Creo que la primera referencia histórica que obtuve sobre las colas en Cuba me la proporcionó una amena crónica de José Victoriano Betancourt en la que narraba las filas que hacían compradores en La Habana colonial de los años 30 del siglo XIX, desde la madrugada y por espacio de dos horas, en pos de las muy apatecidas tortillas de San Rafael que ofrecían las populares bolleras de esa época. De modo que las filas de esperas ordenadas ni son nuevas ni mucho menos invenciones socialistas. Colas se han formado a lo largo de bastante tiempo desde la Europa más desarrollada hasta nuestras tierras. Se trata de un probado instrumento de organización ciudadana racional lo mismo cuando los bienes de primera necesidad no abundan que ante insuficientes lunetas para disfrutar un espectáculo preferido.
A estas alturas de ninguna manera pretenderé armar una suerte de oda en prosa a las colas, pero confieso que en particular comienzo a experimentar cierta añoranza por las que hacíamos disciplinadamente en los más difíciles años 90 para abordar aquellos salvadores «camellos», que recordaremos siempre con la gratitud que despierta una iniciativa de emergencia que trajo alivio entre tantas tensiones e incertidumbres.

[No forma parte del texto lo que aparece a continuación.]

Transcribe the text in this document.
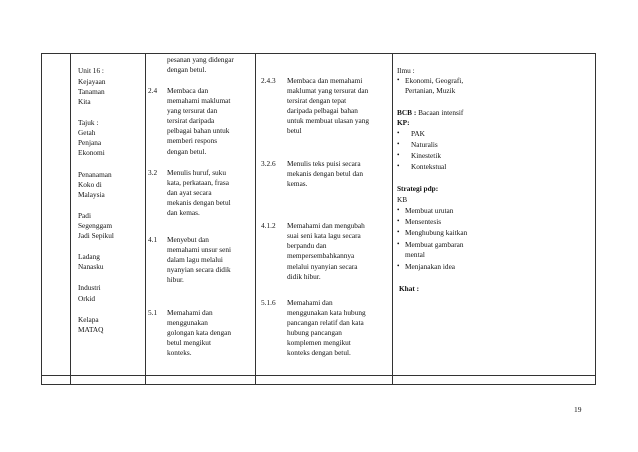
Unit 16 :
Kejayaan
Tanaman
Kita
Tajuk :
Getah
Penjana
Ekonomi
Penanaman
Koko di
Malaysia
Padi
Segenggam
Jadi Sepikul
Ladang
Nanasku
Industri
Orkid
Kelapa
MATAQ
pesanan yang didengar
dengan betul.
2.4 Membaca dan
memahami maklumat
yang tersurat dan
tersirat daripada
pelbagai bahan untuk
memberi respons
dengan betul.
3.2 Menulis huruf, suku
kata, perkataan, frasa
dan ayat secara
mekanis dengan betul
dan kemas.
4.1 Menyebut dan
memahami unsur seni
dalam lagu melalui
nyanyian secara didik
hibur.
5.1 Memahami dan
menggunakan
golongan kata dengan
betul mengikut
konteks.
2.4.3 Membaca dan memahami
maklumat yang tersurat dan
tersirat dengan tepat
daripada pelbagai bahan
untuk membuat ulasan yang
betul
3.2.6 Menulis teks puisi secara
mekanis dengan betul dan
kemas.
4.1.2 Memahami dan mengubah
suai seni kata lagu secara
berpandu dan
mempersembahkannya
melalui nyanyian secara
didik hibur.
5.1.6 Memahami dan
menggunakan kata hubung
pancangan relatif dan kata
hubung pancangan
komplemen mengikut
konteks dengan betul.
Ilmu :
• Ekonomi, Geografi,
Pertanian, Muzik
BCB : Bacaan intensif
KP:
• PAK
• Naturalis
• Kinestetik
• Kontekstual
Strategi pdp:
KB
• Membuat urutan
• Mensentesis
• Menghubung kaitkan
• Membuat gambaran
mental
• Menjanakan idea
Khat :
19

Por lo pronto contrasta con el paisaje actual en un buen número de paradas de autobuses articulados capitalinos, en los que se ha convertido en anacronismo preguntar por el último, y los desprevenidos que todavía se atreven se ganan respuestas verbales o gestuales que equivalen a «guapea», «sálvese quien pueda», que la ley regidora es la del más joven, más fuerte, más ágil, ante un virtual grito de guerra: ¡A correr!
A guisa de ejemplos, basta solo detenerse en las esquinas de 23 y L o en Línea e I, para presenciar una verdadera batalla campal, en un juego de habilidades y apuestas para adivinar donde se detendrá el vehículo aguardado en un perímetro de casi dos cuadras, por regla general antes o después de la parada oficial. En la última localización citada se han experimentado estrepitosas caídas debido al corre-corre y a peligrosos huecos dejados allí para perpetuarlos por negligentes irresponsables a cargo de reparaciones.

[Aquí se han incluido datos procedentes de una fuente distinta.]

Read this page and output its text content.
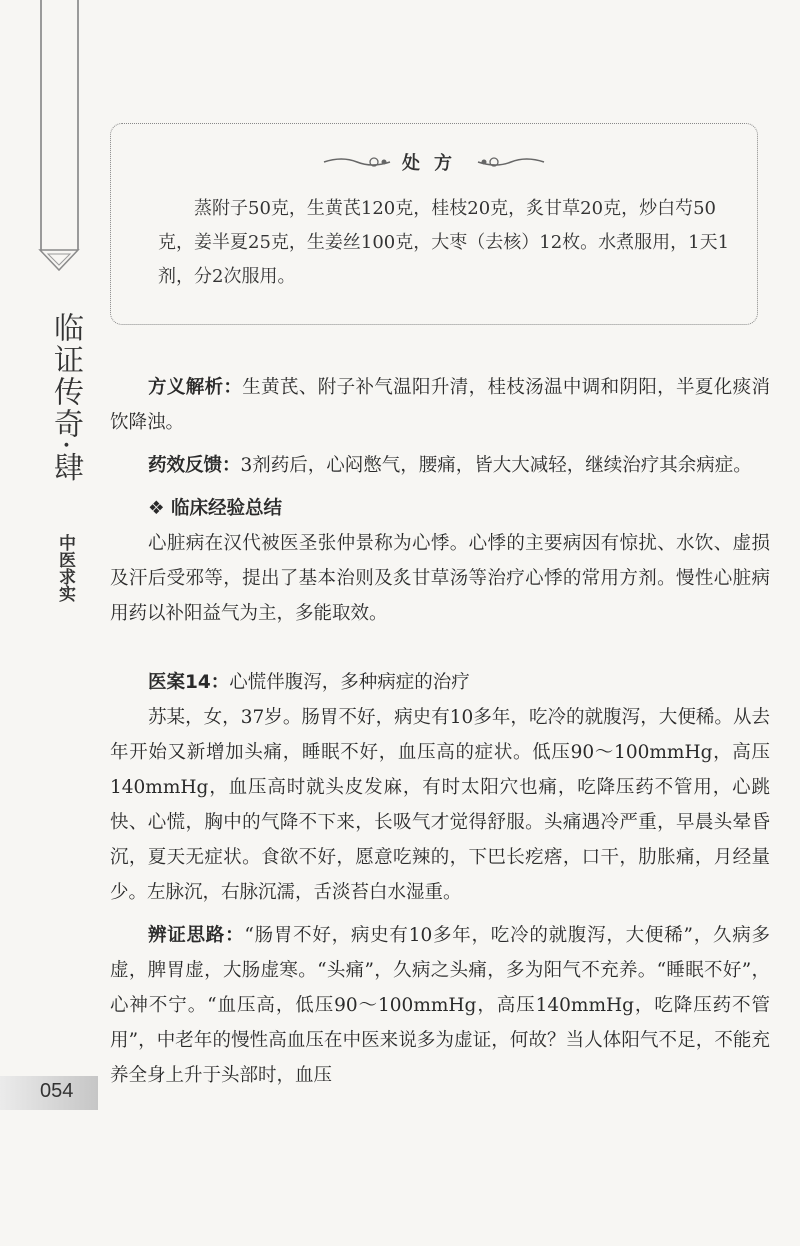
临证传奇·肆
中医求实
054
处方

蒸附子50克，生黄芪120克，桂枝20克，炙甘草20克，炒白芍50克，姜半夏25克，生姜丝100克，大枣（去核）12枚。水煮服用，1天1剂，分2次服用。

方义解析：生黄芪、附子补气温阳升清，桂枝汤温中调和阴阳，半夏化痰消饮降浊。

药效反馈：3剂药后，心闷憋气，腰痛，皆大大减轻，继续治疗其余病症。

❖ 临床经验总结

心脏病在汉代被医圣张仲景称为心悸。心悸的主要病因有惊扰、水饮、虚损及汗后受邪等，提出了基本治则及炙甘草汤等治疗心悸的常用方剂。慢性心脏病用药以补阳益气为主，多能取效。

医案14：心慌伴腹泻，多种病症的治疗

苏某，女，37岁。肠胃不好，病史有10多年，吃冷的就腹泻，大便稀。从去年开始又新增加头痛，睡眠不好，血压高的症状。低压90～100mmHg，高压140mmHg，血压高时就头皮发麻，有时太阳穴也痛，吃降压药不管用，心跳快、心慌，胸中的气降不下来，长吸气才觉得舒服。头痛遇冷严重，早晨头晕昏沉，夏天无症状。食欲不好，愿意吃辣的，下巴长疙瘩，口干，肋胀痛，月经量少。左脉沉，右脉沉濡，舌淡苔白水湿重。

辨证思路：“肠胃不好，病史有10多年，吃冷的就腹泻，大便稀”，久病多虚，脾胃虚，大肠虚寒。“头痛”，久病之头痛，多为阳气不充养。“睡眠不好”，心神不宁。“血压高，低压90～100mmHg，高压140mmHg，吃降压药不管用”，中老年的慢性高血压在中医来说多为虚证，何故？当人体阳气不足，不能充养全身上升于头部时，血压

Tal desorden abona a favor de evasiones y desvíos de pagos y roturas de puertas y al final en detrimento del público y la economía del país.
Por desgracia ni soy el primero, ni parece seré el último de mis colegas de distintos medios que vienen emplazando el problema, a los que se unen ciudadanos preocupados con quejas, sugerencias y hasta contundentes propuestas expertas atendibles, quienes en muchos casos han recibido respuestas formalistas, burocráticas, retóricas. Me parece bien que se apele a la conciencia ciudadana, a las asambleas de compromiso en las terminales y hasta las sanciones con intervenciones policiales, pero todo eso requiere además el empujón organizativo, la revisión a fondo del sistema de transportación urbano de pasajeros.
¿Será que ya no da más el chofer solitario, que en lugar de concentrarse en la seguridad de los viajeros, actúa bajo fuerte tensión como un hombre-orquesta que arbitra además la circulación interna y el destino de los pagos, mitad equilibrista y mitad malabarista. ¿Acaso no ha llegado el momento de considerar la introducción de otras variantes de control de pagos que eviten la evaporación del dinero y al mismo tiempo propicie un acceso fluido y ordenado al vehículo colectivo?
A correr, si, en la búsqueda de enfoques certeros, que nos devuelvan a la cordura, en lugar de la imitación humana a reses en estampidas, cuyo peor daño es la mansa resignación o la indiferencia, cuando lo que se impone es cambiar todo lo que se tenga que cambiar.